After lunch I stuck with the Kernel Mini-conf to hear Jesse Barnes from Intel’s Open Source Technology Center talk on “Enhancing Linux Graphics”, or alternatively “Why Graphics on Linux suck and what we are doing about it”. Jesse described some of the major enhancements that are taking place to rationalize the motley assortment of software components involved in graphics on a Linux system- the kernel fb layer, DRM, X, Mesa, DirectFB, etc. This work (described here) will enable graphics without X, since things like modesetting will be handled by the kernel. From comments made by Dave Airlie, this is something of a holy grail for the graphics guys. Perhaps more importantly, Jesse’s work will finally allow displaying a “Blue Penguin of Death” when a kernel oops occurs, the absence of which has long hampered Linux’s ability to compete with rival operating systems.

Next up was Joshua Root from Gelato UNSW talking on “The state of the Elevator I/O scheduling in Linux”. The Gelato guys want to create documentation to help system administrators choose and tune an IO scheduler. Obviously, the performance of the 4 different schedulers in the kernel varies greatly with different load profiles. In particular Gelato have been looking at IO scheduler performance when software and hardware RAID are in use. Along the way they have found (and fixed) a number of bugs in the schedulers.

One thing I didn’t realize is the number of tools available for doing this kind of performance analysis on Linux. The blktrace tool (built into the kernel) can record everything that is happening in the block layer for later analysis using btt, the block trace timeline tool. btreplay can replay an event trace recorded with blktrace, or iomkc can be used to generate a Markov chain model of the trace so that workloads can be reproduced (or emailed) in kB rather than GB. Joshua showed some graphs (Yay!) of his performance results.

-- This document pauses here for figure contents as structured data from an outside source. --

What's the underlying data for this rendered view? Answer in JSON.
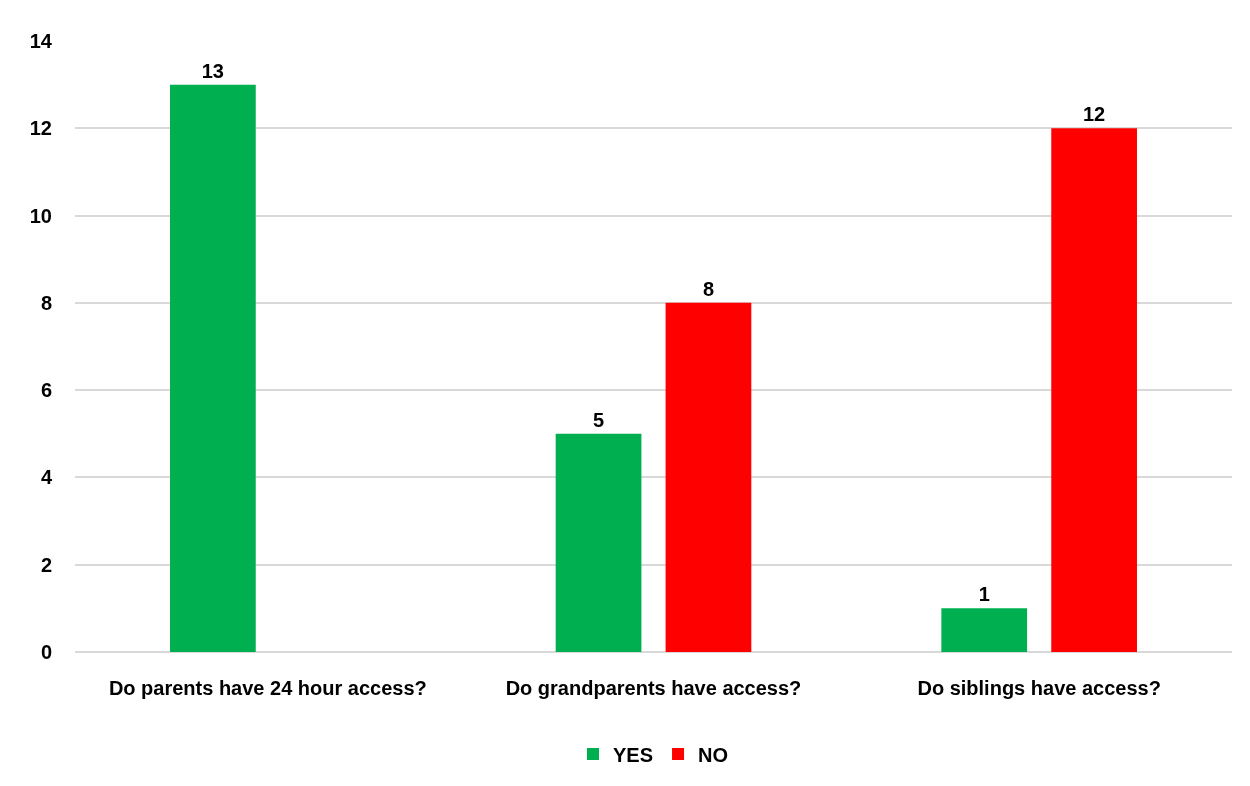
{
  "chart_data": {
    "type": "bar",
    "categories": [
      "Do parents have 24 hour access?",
      "Do grandparents have access?",
      "Do siblings have access?"
    ],
    "series": [
      {
        "name": "YES",
        "color": "#00b050",
        "values": [
          13,
          5,
          1
        ]
      },
      {
        "name": "NO",
        "color": "#ff0000",
        "values": [
          null,
          8,
          12
        ]
      }
    ],
    "ylim": [
      0,
      14
    ],
    "yticks": [
      0,
      2,
      4,
      6,
      8,
      10,
      12,
      14
    ],
    "grid": "y",
    "legend": "bottom",
    "data_labels": true
  }
}
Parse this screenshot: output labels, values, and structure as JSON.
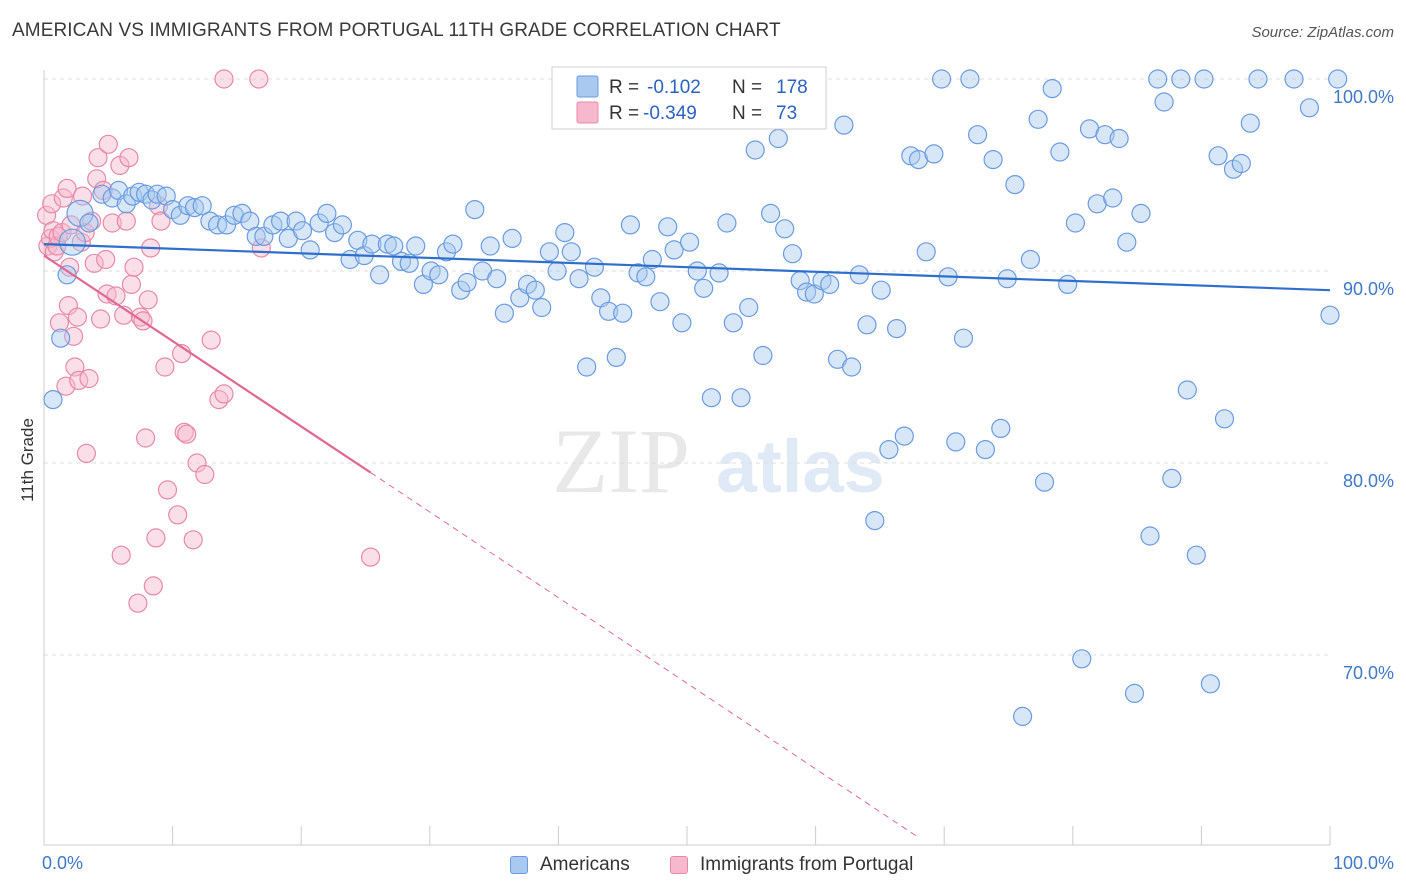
{
  "title": "AMERICAN VS IMMIGRANTS FROM PORTUGAL 11TH GRADE CORRELATION CHART",
  "source": "Source: ZipAtlas.com",
  "watermark": {
    "zip": "ZIP",
    "atlas": "atlas"
  },
  "legend": {
    "rows": [
      {
        "r_label": "R =",
        "r_value": "-0.102",
        "n_label": "N =",
        "n_value": "178"
      },
      {
        "r_label": "R =",
        "r_value": "-0.349",
        "n_label": "N =",
        "n_value": "73"
      }
    ]
  },
  "bottom_legend": {
    "americans": "Americans",
    "portugal": "Immigrants from Portugal"
  },
  "colors": {
    "americans_fill": "#a9c9f0",
    "americans_stroke": "#6a9be0",
    "americans_line": "#2f6fcc",
    "portugal_fill": "#f6b8cc",
    "portugal_stroke": "#e888a8",
    "portugal_line": "#e06892",
    "tick_label": "#3d78c9",
    "grid": "#dddddd"
  },
  "chart_data": {
    "type": "scatter",
    "title": "AMERICAN VS IMMIGRANTS FROM PORTUGAL 11TH GRADE CORRELATION CHART",
    "xlabel": "",
    "ylabel": "11th Grade",
    "xlim": [
      0,
      100
    ],
    "ylim": [
      60,
      101
    ],
    "x_tick_labels": [
      "0.0%",
      "100.0%"
    ],
    "y_ticks": [
      {
        "value": 100,
        "label": "100.0%"
      },
      {
        "value": 90,
        "label": "90.0%"
      },
      {
        "value": 80,
        "label": "80.0%"
      },
      {
        "value": 70,
        "label": "70.0%"
      }
    ],
    "series": [
      {
        "name": "Americans",
        "r": -0.102,
        "n": 178,
        "trend": {
          "x": [
            0,
            100
          ],
          "y": [
            91.4,
            89.0
          ]
        },
        "points": [
          [
            0.7,
            83.3
          ],
          [
            1.3,
            86.5
          ],
          [
            1.8,
            89.8
          ],
          [
            2.2,
            91.5
          ],
          [
            2.8,
            93.0
          ],
          [
            3.5,
            92.5
          ],
          [
            4.5,
            94.0
          ],
          [
            5.3,
            93.8
          ],
          [
            5.8,
            94.2
          ],
          [
            6.4,
            93.5
          ],
          [
            6.9,
            93.9
          ],
          [
            7.4,
            94.1
          ],
          [
            7.9,
            94.0
          ],
          [
            8.4,
            93.7
          ],
          [
            8.8,
            94.0
          ],
          [
            9.5,
            93.9
          ],
          [
            10.0,
            93.2
          ],
          [
            10.6,
            92.9
          ],
          [
            11.2,
            93.4
          ],
          [
            11.7,
            93.3
          ],
          [
            12.3,
            93.4
          ],
          [
            12.9,
            92.6
          ],
          [
            13.5,
            92.4
          ],
          [
            14.2,
            92.4
          ],
          [
            14.8,
            92.9
          ],
          [
            15.4,
            93.0
          ],
          [
            16.0,
            92.6
          ],
          [
            16.5,
            91.8
          ],
          [
            17.1,
            91.8
          ],
          [
            17.8,
            92.4
          ],
          [
            18.4,
            92.6
          ],
          [
            19.0,
            91.7
          ],
          [
            19.6,
            92.6
          ],
          [
            20.1,
            92.1
          ],
          [
            20.7,
            91.1
          ],
          [
            21.4,
            92.5
          ],
          [
            22.0,
            93.0
          ],
          [
            22.6,
            92.0
          ],
          [
            23.2,
            92.4
          ],
          [
            23.8,
            90.6
          ],
          [
            24.4,
            91.6
          ],
          [
            24.9,
            90.8
          ],
          [
            25.5,
            91.4
          ],
          [
            26.1,
            89.8
          ],
          [
            26.7,
            91.4
          ],
          [
            27.2,
            91.3
          ],
          [
            27.8,
            90.5
          ],
          [
            28.4,
            90.4
          ],
          [
            28.9,
            91.3
          ],
          [
            29.5,
            89.3
          ],
          [
            30.1,
            90.0
          ],
          [
            30.7,
            89.8
          ],
          [
            31.3,
            91.0
          ],
          [
            31.8,
            91.4
          ],
          [
            32.4,
            89.0
          ],
          [
            32.9,
            89.4
          ],
          [
            33.5,
            93.2
          ],
          [
            34.1,
            90.0
          ],
          [
            34.7,
            91.3
          ],
          [
            35.2,
            89.6
          ],
          [
            35.8,
            87.8
          ],
          [
            36.4,
            91.7
          ],
          [
            37.0,
            88.6
          ],
          [
            37.6,
            89.3
          ],
          [
            38.2,
            89.0
          ],
          [
            38.7,
            88.1
          ],
          [
            39.3,
            91.0
          ],
          [
            39.9,
            90.0
          ],
          [
            40.5,
            92.0
          ],
          [
            41.0,
            91.0
          ],
          [
            41.6,
            89.6
          ],
          [
            42.2,
            85.0
          ],
          [
            42.8,
            90.2
          ],
          [
            43.3,
            88.6
          ],
          [
            43.9,
            87.9
          ],
          [
            44.5,
            85.5
          ],
          [
            45.0,
            87.8
          ],
          [
            45.6,
            92.4
          ],
          [
            46.2,
            89.9
          ],
          [
            46.8,
            89.7
          ],
          [
            47.3,
            90.6
          ],
          [
            47.9,
            88.4
          ],
          [
            48.5,
            92.3
          ],
          [
            49.0,
            91.1
          ],
          [
            49.6,
            87.3
          ],
          [
            50.2,
            91.5
          ],
          [
            50.8,
            90.0
          ],
          [
            51.3,
            89.1
          ],
          [
            51.9,
            83.4
          ],
          [
            52.5,
            89.9
          ],
          [
            53.1,
            92.5
          ],
          [
            53.6,
            87.3
          ],
          [
            54.2,
            83.4
          ],
          [
            54.8,
            88.1
          ],
          [
            55.3,
            96.3
          ],
          [
            55.9,
            85.6
          ],
          [
            56.5,
            93.0
          ],
          [
            57.1,
            96.9
          ],
          [
            57.6,
            92.2
          ],
          [
            58.2,
            90.9
          ],
          [
            58.8,
            89.5
          ],
          [
            59.3,
            88.9
          ],
          [
            59.9,
            88.8
          ],
          [
            60.5,
            89.5
          ],
          [
            61.1,
            89.3
          ],
          [
            61.7,
            85.4
          ],
          [
            62.2,
            97.6
          ],
          [
            62.8,
            85.0
          ],
          [
            63.4,
            89.8
          ],
          [
            64.0,
            87.2
          ],
          [
            64.6,
            77.0
          ],
          [
            65.1,
            89.0
          ],
          [
            65.7,
            80.7
          ],
          [
            66.3,
            87.0
          ],
          [
            66.9,
            81.4
          ],
          [
            67.4,
            96.0
          ],
          [
            68.0,
            95.8
          ],
          [
            68.6,
            91.0
          ],
          [
            69.2,
            96.1
          ],
          [
            69.8,
            100.0
          ],
          [
            70.3,
            89.7
          ],
          [
            70.9,
            81.1
          ],
          [
            71.5,
            86.5
          ],
          [
            72.0,
            100.0
          ],
          [
            72.6,
            97.1
          ],
          [
            73.2,
            80.7
          ],
          [
            73.8,
            95.8
          ],
          [
            74.4,
            81.8
          ],
          [
            74.9,
            89.6
          ],
          [
            75.5,
            94.5
          ],
          [
            76.1,
            66.8
          ],
          [
            76.7,
            90.6
          ],
          [
            77.3,
            97.9
          ],
          [
            77.8,
            79.0
          ],
          [
            78.4,
            99.5
          ],
          [
            79.0,
            96.2
          ],
          [
            79.6,
            89.3
          ],
          [
            80.2,
            92.5
          ],
          [
            80.7,
            69.8
          ],
          [
            81.3,
            97.4
          ],
          [
            81.9,
            93.5
          ],
          [
            82.5,
            97.1
          ],
          [
            83.1,
            93.8
          ],
          [
            83.6,
            96.9
          ],
          [
            84.2,
            91.5
          ],
          [
            84.8,
            68.0
          ],
          [
            85.3,
            93.0
          ],
          [
            86.0,
            76.2
          ],
          [
            86.6,
            100.0
          ],
          [
            87.1,
            98.8
          ],
          [
            87.7,
            79.2
          ],
          [
            88.4,
            100.0
          ],
          [
            88.9,
            83.8
          ],
          [
            89.6,
            75.2
          ],
          [
            90.2,
            100.0
          ],
          [
            90.7,
            68.5
          ],
          [
            91.3,
            96.0
          ],
          [
            91.8,
            82.3
          ],
          [
            92.5,
            95.3
          ],
          [
            93.1,
            95.6
          ],
          [
            93.8,
            97.7
          ],
          [
            94.4,
            100.0
          ],
          [
            97.2,
            100.0
          ],
          [
            98.4,
            98.5
          ],
          [
            100.0,
            87.7
          ],
          [
            100.6,
            100.0
          ]
        ]
      },
      {
        "name": "Immigrants from Portugal",
        "r": -0.349,
        "n": 73,
        "trend": {
          "x": [
            0,
            25.4
          ],
          "y": [
            90.8,
            79.5
          ]
        },
        "trend_extension": {
          "x": [
            25.4,
            68
          ],
          "y": [
            79.5,
            60.5
          ]
        },
        "points": [
          [
            0.2,
            92.9
          ],
          [
            0.3,
            91.3
          ],
          [
            0.5,
            91.7
          ],
          [
            0.6,
            93.5
          ],
          [
            0.7,
            92.1
          ],
          [
            0.8,
            91.0
          ],
          [
            1.0,
            91.3
          ],
          [
            1.1,
            91.8
          ],
          [
            1.2,
            87.3
          ],
          [
            1.4,
            92.0
          ],
          [
            1.5,
            93.8
          ],
          [
            1.7,
            84.0
          ],
          [
            1.8,
            94.3
          ],
          [
            1.9,
            88.2
          ],
          [
            2.0,
            90.2
          ],
          [
            2.1,
            92.4
          ],
          [
            2.3,
            86.6
          ],
          [
            2.4,
            85.0
          ],
          [
            2.6,
            87.6
          ],
          [
            2.7,
            84.3
          ],
          [
            2.9,
            91.5
          ],
          [
            3.0,
            93.9
          ],
          [
            3.2,
            92.0
          ],
          [
            3.3,
            80.5
          ],
          [
            3.5,
            84.4
          ],
          [
            3.7,
            92.6
          ],
          [
            3.9,
            90.4
          ],
          [
            4.1,
            94.8
          ],
          [
            4.2,
            95.9
          ],
          [
            4.4,
            87.5
          ],
          [
            4.6,
            94.2
          ],
          [
            4.8,
            90.6
          ],
          [
            4.9,
            88.8
          ],
          [
            5.0,
            96.6
          ],
          [
            5.3,
            92.5
          ],
          [
            5.6,
            88.7
          ],
          [
            5.9,
            95.5
          ],
          [
            6.0,
            75.2
          ],
          [
            6.2,
            87.7
          ],
          [
            6.4,
            92.6
          ],
          [
            6.6,
            95.9
          ],
          [
            6.8,
            89.3
          ],
          [
            7.0,
            90.2
          ],
          [
            7.3,
            72.7
          ],
          [
            7.5,
            87.6
          ],
          [
            7.7,
            87.4
          ],
          [
            7.9,
            81.3
          ],
          [
            8.1,
            88.5
          ],
          [
            8.3,
            91.2
          ],
          [
            8.5,
            73.6
          ],
          [
            8.7,
            76.1
          ],
          [
            8.9,
            93.4
          ],
          [
            9.1,
            92.6
          ],
          [
            9.4,
            85.0
          ],
          [
            9.6,
            78.6
          ],
          [
            10.4,
            77.3
          ],
          [
            10.9,
            81.6
          ],
          [
            10.7,
            85.7
          ],
          [
            11.1,
            81.5
          ],
          [
            11.6,
            76.0
          ],
          [
            11.9,
            80.0
          ],
          [
            12.5,
            79.4
          ],
          [
            13.0,
            86.4
          ],
          [
            13.6,
            83.3
          ],
          [
            14.0,
            83.6
          ],
          [
            14.0,
            100.0
          ],
          [
            16.7,
            100.0
          ],
          [
            16.9,
            91.2
          ],
          [
            25.4,
            75.1
          ]
        ]
      }
    ]
  }
}
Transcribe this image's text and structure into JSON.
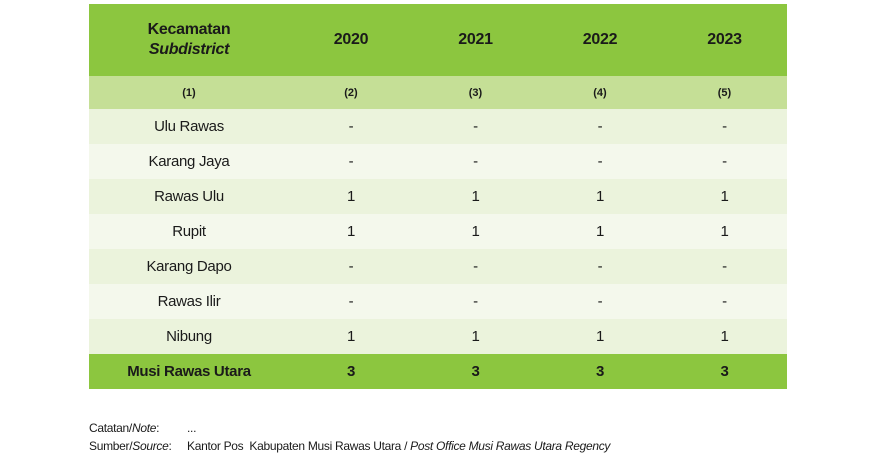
{
  "table": {
    "header": {
      "col1_line1": "Kecamatan",
      "col1_line2": "Subdistrict",
      "years": [
        "2020",
        "2021",
        "2022",
        "2023"
      ]
    },
    "col_numbers": [
      "(1)",
      "(2)",
      "(3)",
      "(4)",
      "(5)"
    ],
    "rows": [
      {
        "name": "Ulu Rawas",
        "values": [
          "-",
          "-",
          "-",
          "-"
        ]
      },
      {
        "name": "Karang Jaya",
        "values": [
          "-",
          "-",
          "-",
          "-"
        ]
      },
      {
        "name": "Rawas Ulu",
        "values": [
          "1",
          "1",
          "1",
          "1"
        ]
      },
      {
        "name": "Rupit",
        "values": [
          "1",
          "1",
          "1",
          "1"
        ]
      },
      {
        "name": "Karang Dapo",
        "values": [
          "-",
          "-",
          "-",
          "-"
        ]
      },
      {
        "name": "Rawas Ilir",
        "values": [
          "-",
          "-",
          "-",
          "-"
        ]
      },
      {
        "name": "Nibung",
        "values": [
          "1",
          "1",
          "1",
          "1"
        ]
      }
    ],
    "total": {
      "name": "Musi Rawas Utara",
      "values": [
        "3",
        "3",
        "3",
        "3"
      ]
    }
  },
  "notes": {
    "note_label": "Catatan/",
    "note_label_en": "Note",
    "note_colon": ":",
    "note_value": "...",
    "source_label": "Sumber/",
    "source_label_en": "Source",
    "source_colon": ":",
    "source_value": "Kantor Pos  Kabupaten Musi Rawas Utara / ",
    "source_value_en": "Post Office Musi Rawas Utara Regency"
  },
  "colors": {
    "header_green": "#8cc63f",
    "number_row_green": "#c5df96",
    "row_light": "#ebf3dc",
    "row_lighter": "#f4f8ec"
  }
}
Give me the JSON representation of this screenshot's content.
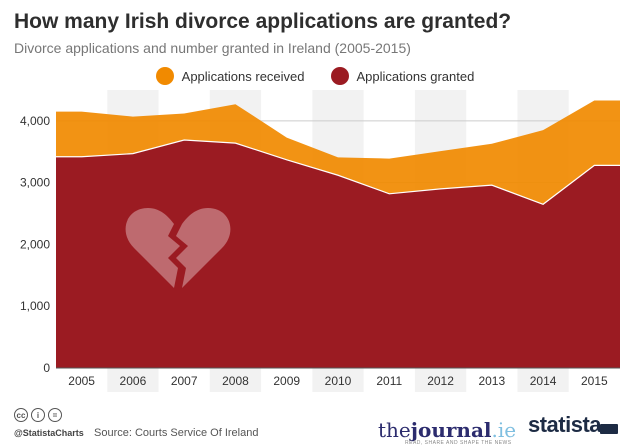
{
  "header": {
    "title": "How many Irish divorce applications are granted?",
    "subtitle": "Divorce applications and number granted in Ireland (2005-2015)"
  },
  "colors": {
    "received": "#f18a00",
    "granted": "#9b1b22",
    "band": "#f2f2f2",
    "grid": "#cccccc"
  },
  "chart_data": {
    "type": "area",
    "x": [
      "2005",
      "2006",
      "2007",
      "2008",
      "2009",
      "2010",
      "2011",
      "2012",
      "2013",
      "2014",
      "2015"
    ],
    "series": [
      {
        "name": "Applications received",
        "color": "#f18a00",
        "values": [
          4150,
          4070,
          4120,
          4270,
          3730,
          3410,
          3390,
          3510,
          3630,
          3850,
          4330
        ]
      },
      {
        "name": "Applications granted",
        "color": "#9b1b22",
        "values": [
          3420,
          3470,
          3690,
          3640,
          3370,
          3120,
          2820,
          2900,
          2960,
          2650,
          3280
        ]
      }
    ],
    "yticks": [
      "0",
      "1,000",
      "2,000",
      "3,000",
      "4,000"
    ],
    "ylim": [
      0,
      4500
    ],
    "legend_position": "top-center",
    "grid": true,
    "decoration": "broken-heart-icon"
  },
  "footer": {
    "handle": "@StatistaCharts",
    "source": "Source: Courts Service Of Ireland",
    "journal_the": "the",
    "journal_j": "journal",
    "journal_ie": ".ie",
    "journal_tagline": "READ, SHARE AND SHAPE THE NEWS",
    "brand": "statista",
    "cc_icons": [
      "cc",
      "i",
      "="
    ]
  }
}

Interestingly, while the more complex schedulers (anticipatory and CFQ) give better throughput in most situations, the simpler schedulers can give much lower average latency in some tests. As with much performance analysis, “it depends”.

This blog post has now dragged on far too long, and I still haven’t covered the very interesting kernel lightning talks or the kernel developer’s panel. I’ve got extensive notes on both, but they’ll have to wait.